Les lettres ont des formes très variées dans l’écriture. On les a beaucoup réduites depuis l’invention de l’imprimerie et l’usage courant de l’écriture développé par l’instruction. Mais aux temps où les livres n’existaient qu’en manuscrits, c’était un art important, chez leurs copistes, de multiplier la variété des lettres et de leurs ornementations. Il y avait les lettres armoriées, les lettres en broderie, les lettres capitulaires, les lettres en chaînettes, en treillis ou en mailles, les lettres tressées, entrelacées, enclavées ou éparses, les lettres de forme, de marqueterie ; les lettres onciales, les plus anciennes, qui remontent au temps des premiers Ptolémée ; les bénéventines, les pisanes, les lettres perlées, ponctuées, solides, tondues, barbues, tourneuses, tranchées, et une foule d’autres oubliées. Aujourd’hui, l’imprimerie emploie les lettres majuscules, capitales, ornées, blanches, grises, tranchées, à queue, etc… Les lettres de l’écriture alphabétique ont des formes diverses propres à chaque peuple. La forme la plus courante en Europe est celle de l’écriture latine. Les Allemands ont encore la forme gothique qu’ils abandonnent peu à peu après les Scandinaves. Il y a en outre les écritures arabe, grecque, russe, asiatiques.

On appelle encore lettre une communication par écrit adressée dans certaines circonstances à des personnes éloignées : lettre de faire-part, de condoléances, d’introduction, de recommandation, circulaire, etc… Dans le commerce, on fait usage de la lettre de change, la lettre de crédit, la lettre de gage, la lettre d’avis, la lettre de voiture, la lettre d’offre de service, etc…

La lettre est aussi la correspondance particulière entre personnes, sous forme d’épître, de missive. Elle est le genre épistolaire dans les Belles-Lettres (Voir ce mot).

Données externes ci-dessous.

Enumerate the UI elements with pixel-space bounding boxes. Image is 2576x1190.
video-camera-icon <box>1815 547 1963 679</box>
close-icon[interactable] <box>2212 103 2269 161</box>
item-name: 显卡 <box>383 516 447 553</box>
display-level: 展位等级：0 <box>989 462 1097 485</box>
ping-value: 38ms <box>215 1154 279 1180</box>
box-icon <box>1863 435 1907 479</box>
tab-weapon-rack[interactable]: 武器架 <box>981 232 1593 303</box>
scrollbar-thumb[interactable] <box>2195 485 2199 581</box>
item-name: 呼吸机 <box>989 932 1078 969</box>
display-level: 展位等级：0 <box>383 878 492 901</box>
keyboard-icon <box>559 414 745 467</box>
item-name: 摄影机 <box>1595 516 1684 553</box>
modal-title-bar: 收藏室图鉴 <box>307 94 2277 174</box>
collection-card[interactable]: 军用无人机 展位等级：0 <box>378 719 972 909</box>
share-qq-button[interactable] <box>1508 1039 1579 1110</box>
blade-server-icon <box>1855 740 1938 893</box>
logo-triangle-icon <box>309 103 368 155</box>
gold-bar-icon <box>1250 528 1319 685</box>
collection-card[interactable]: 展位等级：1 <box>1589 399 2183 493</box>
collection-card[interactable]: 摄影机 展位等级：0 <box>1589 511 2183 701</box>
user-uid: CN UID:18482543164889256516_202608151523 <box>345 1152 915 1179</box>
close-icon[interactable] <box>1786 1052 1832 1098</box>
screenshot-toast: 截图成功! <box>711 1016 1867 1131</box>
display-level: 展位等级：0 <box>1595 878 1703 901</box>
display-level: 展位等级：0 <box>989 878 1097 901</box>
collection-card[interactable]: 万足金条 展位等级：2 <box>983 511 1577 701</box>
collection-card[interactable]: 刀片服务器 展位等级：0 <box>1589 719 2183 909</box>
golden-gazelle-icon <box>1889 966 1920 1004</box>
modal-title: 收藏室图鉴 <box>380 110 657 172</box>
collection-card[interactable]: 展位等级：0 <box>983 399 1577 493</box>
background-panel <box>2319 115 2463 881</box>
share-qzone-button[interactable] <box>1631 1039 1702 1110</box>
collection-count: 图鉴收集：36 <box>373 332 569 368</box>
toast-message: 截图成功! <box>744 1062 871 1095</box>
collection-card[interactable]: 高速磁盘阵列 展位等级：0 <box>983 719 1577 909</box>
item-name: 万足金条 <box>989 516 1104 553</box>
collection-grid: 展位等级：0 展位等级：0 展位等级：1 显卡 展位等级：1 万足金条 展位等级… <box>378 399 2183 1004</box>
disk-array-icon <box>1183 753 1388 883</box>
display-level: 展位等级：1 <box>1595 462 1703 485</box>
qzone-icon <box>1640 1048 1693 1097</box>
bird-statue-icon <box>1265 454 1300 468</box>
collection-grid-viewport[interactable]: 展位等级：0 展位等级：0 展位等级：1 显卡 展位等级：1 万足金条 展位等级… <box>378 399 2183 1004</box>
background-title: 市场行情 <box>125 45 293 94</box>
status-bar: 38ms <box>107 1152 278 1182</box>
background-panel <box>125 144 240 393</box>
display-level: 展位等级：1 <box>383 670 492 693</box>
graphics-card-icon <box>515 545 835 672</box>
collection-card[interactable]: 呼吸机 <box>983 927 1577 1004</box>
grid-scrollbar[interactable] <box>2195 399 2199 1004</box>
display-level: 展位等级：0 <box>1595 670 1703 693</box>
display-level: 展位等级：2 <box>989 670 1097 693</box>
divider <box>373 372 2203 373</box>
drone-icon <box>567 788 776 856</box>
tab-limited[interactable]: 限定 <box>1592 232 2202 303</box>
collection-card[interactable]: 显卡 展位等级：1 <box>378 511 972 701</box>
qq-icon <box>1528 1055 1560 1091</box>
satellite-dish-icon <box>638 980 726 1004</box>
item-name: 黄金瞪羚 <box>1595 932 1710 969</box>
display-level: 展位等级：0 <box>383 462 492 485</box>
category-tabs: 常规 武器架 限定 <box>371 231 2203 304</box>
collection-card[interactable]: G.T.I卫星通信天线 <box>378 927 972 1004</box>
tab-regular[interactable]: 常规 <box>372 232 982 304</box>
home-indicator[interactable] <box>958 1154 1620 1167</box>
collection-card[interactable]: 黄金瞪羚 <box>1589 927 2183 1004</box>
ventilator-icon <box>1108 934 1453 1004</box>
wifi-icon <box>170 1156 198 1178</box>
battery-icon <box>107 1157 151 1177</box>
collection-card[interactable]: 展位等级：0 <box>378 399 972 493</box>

Sous l’ancien régime d’avant 1789, un très grand nombre d’actes législatifs, de jurisprudence et de chancellerie, étaient appelés lettres royaux (de l’ancien pluriel royaux qui était le même pour le masculin royal et pour le féminin royale). Il y avait, entre autres, les lettres de cachet qui servaient à différents usages, mais surtout à envoyer les gens en prison, sans jugement, selon le bon plaisir des monarques ou de leurs favoris. Saint-Foix, montrant que les inventions malfaisantes ont été dues souvent à des gens d’église, a écrit dans ses Essais historiques sur Paris : « Un moine inventa la poudre à canon ; un évêque les bombes ; un capucin, le père Joseph, imagina les espions soudoyés par la police et les lettres de cachet ». Voltaire déplorait, que tant d’assassinats religieux et tant de lettres de cachet fussent le partage d’un peuple, celui de France, si renommé pour la danse et l’opéra-comique. Diderot a dit qu’on a pu compter quatre-vingt mille de ces lettres « décernées contre les plus honnêtes gens de l’État sous le plus doux des ministères ». D’après l’historien Montgaillard, on en lança plus de 150.000 pendant le règne de Louis XV. Michelet a dit qu’alors : « l’essence et la vie du gouvernement étaient la lettre de cachet ». Bien

qu’abolies solennellement par la Révolution française, les lettres de cachet existent toujours sous des formes déguisées. En démocratie comme au temps de Mme de Maintenon, « on est persuadé qu’elles sont nécessaires » ! (Voir : Liberté individuelle). — Edouard Rothen.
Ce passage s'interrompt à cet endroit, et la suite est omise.